Step By Step Explanation on Cornell Notes notetaking system by James Madison University:
The format provides the perfect opportunity for following through with the 5 R's of note-taking. Here they are:
1. Record. During the lecture, record in the main column as many meaningful facts and ideas as you can. Write legibly.
2. Reduce. As soon after as possible, summarize these ideas and facts concisely in the Recall Column. Summarizing clarifies meanings and relationships, reinforces continuity, and strengthens memory. Also, it is a way of preparing for examinations gradually and well ahead of time.
3. Recite. Now cover the column, using only your jottings in the Recall Column as cues or "flags" to help you recall, say over facts and ideas of the lecture as fully as you can, not mechanically, but in your own words and with as much appreciation of the meaning as you can. Then, uncovering your notes, verify what you have said. This procedure helps to transfer the facts and ideas of your long term memory.

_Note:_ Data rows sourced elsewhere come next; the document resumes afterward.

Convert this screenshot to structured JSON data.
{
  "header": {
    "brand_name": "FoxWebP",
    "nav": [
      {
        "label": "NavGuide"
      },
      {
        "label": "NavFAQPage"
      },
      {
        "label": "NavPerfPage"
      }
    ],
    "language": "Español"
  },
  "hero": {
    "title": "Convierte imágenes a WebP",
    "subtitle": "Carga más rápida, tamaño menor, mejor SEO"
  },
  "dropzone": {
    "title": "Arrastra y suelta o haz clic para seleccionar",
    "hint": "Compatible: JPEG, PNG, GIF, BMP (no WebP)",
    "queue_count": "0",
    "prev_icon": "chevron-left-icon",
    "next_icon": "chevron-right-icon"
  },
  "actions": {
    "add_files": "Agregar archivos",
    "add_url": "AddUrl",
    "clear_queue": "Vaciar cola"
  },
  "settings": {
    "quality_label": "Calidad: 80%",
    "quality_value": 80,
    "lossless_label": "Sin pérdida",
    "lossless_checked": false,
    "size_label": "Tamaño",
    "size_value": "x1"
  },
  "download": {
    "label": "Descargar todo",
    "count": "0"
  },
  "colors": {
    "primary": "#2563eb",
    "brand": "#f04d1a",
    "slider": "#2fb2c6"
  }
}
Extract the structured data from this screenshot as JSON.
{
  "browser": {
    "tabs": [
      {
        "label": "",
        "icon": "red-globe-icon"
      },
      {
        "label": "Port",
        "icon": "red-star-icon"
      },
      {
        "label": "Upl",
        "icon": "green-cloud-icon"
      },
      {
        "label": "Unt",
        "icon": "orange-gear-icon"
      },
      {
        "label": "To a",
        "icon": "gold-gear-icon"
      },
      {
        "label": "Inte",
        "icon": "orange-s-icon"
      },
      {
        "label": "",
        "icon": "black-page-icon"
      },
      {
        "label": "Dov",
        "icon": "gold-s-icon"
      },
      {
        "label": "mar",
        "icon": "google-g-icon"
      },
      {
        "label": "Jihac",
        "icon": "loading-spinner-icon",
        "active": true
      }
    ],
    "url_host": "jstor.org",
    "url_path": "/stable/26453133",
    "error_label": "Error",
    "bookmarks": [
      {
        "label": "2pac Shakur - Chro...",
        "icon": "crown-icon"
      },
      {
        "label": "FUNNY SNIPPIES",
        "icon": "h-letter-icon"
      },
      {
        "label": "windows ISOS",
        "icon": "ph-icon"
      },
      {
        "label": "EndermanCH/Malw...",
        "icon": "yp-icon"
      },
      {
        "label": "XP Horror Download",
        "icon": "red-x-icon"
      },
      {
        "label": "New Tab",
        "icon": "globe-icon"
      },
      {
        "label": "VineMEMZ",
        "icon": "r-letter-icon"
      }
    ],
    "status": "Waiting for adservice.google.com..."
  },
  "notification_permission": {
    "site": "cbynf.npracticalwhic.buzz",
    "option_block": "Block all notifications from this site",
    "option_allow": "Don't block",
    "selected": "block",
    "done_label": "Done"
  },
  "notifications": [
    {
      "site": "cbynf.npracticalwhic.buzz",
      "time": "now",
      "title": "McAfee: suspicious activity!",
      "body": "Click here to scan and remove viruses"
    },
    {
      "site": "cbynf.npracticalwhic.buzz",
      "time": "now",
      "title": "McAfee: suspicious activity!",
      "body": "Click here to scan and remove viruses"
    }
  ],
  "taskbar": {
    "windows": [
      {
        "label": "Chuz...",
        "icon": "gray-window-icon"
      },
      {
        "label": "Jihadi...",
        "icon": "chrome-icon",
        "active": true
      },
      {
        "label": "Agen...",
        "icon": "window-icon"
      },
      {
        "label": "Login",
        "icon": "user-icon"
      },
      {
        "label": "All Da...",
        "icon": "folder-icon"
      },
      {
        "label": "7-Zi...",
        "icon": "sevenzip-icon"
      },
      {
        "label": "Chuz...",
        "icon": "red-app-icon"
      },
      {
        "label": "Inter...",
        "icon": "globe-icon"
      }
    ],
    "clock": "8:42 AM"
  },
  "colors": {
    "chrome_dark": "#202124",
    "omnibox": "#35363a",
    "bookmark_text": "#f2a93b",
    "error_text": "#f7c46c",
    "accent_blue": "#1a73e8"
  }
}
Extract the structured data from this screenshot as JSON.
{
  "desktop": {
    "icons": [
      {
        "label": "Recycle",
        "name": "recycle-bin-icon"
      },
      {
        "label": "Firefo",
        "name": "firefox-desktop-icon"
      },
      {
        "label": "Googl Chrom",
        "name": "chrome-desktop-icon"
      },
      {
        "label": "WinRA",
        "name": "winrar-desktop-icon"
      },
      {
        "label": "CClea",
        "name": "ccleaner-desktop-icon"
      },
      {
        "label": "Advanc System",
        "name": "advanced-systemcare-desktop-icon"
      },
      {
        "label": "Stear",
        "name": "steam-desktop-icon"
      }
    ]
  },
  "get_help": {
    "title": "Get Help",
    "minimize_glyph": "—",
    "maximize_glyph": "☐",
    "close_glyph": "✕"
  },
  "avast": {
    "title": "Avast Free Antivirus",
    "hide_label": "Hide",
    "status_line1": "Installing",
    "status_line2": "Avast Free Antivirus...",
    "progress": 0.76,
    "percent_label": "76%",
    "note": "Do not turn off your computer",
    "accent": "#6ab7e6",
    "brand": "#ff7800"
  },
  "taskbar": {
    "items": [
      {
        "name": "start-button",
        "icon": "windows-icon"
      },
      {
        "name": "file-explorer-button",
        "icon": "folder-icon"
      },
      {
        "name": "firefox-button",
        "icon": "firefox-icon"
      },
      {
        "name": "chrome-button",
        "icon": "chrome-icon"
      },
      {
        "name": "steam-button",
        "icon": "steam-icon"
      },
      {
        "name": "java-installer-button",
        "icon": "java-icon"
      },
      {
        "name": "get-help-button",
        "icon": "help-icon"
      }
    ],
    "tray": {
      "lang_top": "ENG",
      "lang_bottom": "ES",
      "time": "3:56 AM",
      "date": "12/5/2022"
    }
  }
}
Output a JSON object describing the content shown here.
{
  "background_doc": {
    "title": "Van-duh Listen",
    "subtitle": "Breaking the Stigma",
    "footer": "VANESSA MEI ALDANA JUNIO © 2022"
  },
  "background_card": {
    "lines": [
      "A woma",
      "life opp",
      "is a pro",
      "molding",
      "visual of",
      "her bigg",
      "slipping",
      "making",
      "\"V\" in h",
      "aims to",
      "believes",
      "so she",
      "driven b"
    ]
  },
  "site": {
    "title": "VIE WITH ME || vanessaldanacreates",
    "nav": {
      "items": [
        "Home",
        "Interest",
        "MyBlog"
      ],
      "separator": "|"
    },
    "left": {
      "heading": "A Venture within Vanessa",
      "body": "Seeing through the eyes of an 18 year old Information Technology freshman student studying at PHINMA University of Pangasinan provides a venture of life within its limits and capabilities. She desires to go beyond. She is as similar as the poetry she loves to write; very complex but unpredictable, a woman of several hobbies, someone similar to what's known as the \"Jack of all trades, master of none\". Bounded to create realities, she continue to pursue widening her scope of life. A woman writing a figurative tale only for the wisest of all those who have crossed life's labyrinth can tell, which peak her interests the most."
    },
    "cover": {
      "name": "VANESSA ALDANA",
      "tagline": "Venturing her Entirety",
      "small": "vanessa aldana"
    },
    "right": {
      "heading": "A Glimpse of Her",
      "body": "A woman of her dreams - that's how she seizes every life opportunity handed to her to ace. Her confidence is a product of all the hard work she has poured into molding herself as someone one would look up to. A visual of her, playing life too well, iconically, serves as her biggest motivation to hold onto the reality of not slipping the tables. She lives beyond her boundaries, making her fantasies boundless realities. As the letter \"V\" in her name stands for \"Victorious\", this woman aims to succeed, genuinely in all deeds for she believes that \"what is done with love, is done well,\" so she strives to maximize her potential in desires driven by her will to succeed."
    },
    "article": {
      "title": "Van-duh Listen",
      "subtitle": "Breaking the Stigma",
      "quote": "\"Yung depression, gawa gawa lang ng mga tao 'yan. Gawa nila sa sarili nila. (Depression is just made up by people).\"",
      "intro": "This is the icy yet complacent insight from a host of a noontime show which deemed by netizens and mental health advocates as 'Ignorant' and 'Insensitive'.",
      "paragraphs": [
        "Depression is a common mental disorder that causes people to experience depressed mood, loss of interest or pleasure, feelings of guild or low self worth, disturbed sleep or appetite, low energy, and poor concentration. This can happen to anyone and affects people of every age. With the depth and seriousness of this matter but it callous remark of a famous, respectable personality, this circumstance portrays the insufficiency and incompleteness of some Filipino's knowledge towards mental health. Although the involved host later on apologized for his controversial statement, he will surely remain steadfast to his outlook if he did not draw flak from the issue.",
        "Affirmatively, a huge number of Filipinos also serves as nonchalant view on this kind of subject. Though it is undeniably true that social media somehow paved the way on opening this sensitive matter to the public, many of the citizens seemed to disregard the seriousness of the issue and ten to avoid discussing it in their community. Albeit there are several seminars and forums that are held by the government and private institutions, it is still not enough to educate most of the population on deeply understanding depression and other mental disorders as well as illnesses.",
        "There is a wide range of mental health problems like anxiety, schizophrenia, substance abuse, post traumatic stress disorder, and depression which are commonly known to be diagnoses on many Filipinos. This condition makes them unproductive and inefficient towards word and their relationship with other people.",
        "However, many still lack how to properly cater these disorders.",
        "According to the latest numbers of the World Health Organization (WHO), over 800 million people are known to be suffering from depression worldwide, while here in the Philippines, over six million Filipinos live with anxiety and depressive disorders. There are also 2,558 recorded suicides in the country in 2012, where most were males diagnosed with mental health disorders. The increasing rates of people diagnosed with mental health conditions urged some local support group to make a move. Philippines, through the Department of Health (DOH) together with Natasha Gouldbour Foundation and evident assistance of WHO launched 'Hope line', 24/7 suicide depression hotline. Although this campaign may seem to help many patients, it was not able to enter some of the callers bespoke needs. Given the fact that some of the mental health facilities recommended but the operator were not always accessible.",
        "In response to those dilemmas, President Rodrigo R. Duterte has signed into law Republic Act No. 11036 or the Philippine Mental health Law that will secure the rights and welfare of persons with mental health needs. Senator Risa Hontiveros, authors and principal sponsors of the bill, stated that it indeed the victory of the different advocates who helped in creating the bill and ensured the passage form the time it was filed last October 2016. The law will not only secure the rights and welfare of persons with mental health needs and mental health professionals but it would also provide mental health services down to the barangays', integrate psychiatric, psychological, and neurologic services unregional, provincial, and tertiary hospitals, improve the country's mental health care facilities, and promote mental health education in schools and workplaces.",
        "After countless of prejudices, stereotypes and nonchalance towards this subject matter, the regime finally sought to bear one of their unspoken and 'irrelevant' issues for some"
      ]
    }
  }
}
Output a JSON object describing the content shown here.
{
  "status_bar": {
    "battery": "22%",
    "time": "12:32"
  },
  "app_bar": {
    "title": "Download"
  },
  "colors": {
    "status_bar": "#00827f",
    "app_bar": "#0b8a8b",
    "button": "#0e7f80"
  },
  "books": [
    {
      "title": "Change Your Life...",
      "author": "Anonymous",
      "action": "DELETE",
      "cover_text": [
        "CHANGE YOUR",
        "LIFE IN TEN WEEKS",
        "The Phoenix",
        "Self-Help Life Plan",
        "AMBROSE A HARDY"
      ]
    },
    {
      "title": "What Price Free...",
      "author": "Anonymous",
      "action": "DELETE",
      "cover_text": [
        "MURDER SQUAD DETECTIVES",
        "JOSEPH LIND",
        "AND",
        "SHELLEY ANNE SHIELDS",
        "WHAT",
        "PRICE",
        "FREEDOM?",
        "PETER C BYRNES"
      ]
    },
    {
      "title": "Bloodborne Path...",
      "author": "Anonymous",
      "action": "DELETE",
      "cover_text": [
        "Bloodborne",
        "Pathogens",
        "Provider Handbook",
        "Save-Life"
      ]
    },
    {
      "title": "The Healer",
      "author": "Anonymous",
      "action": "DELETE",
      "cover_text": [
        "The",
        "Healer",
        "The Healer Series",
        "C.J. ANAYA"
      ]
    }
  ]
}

4. Reflect. Reflective students distill their opinions from their notes. They make such opinions the starting point for their own musings upon the subjects they are studying. Such musings aid them in making sense out of their courses and academic experiences by finding relationships among them. Reflective students continually label and index their experiences and ideas, put them into structures, outlines, summaries, and frames of reference. They rearrange and file them. Best of all, they have an eye for the vital-for the essential. Unless ideas are placed in categories, unless they are taken up from time to time for re-examination, they will become inert and soon forgotten.
5. Review. If you will spend 10 minutes every week or so in a quick review of these notes, you will retain most of what you have learned, and you will be able to use your knowledge currently to greater and greater effectiveness.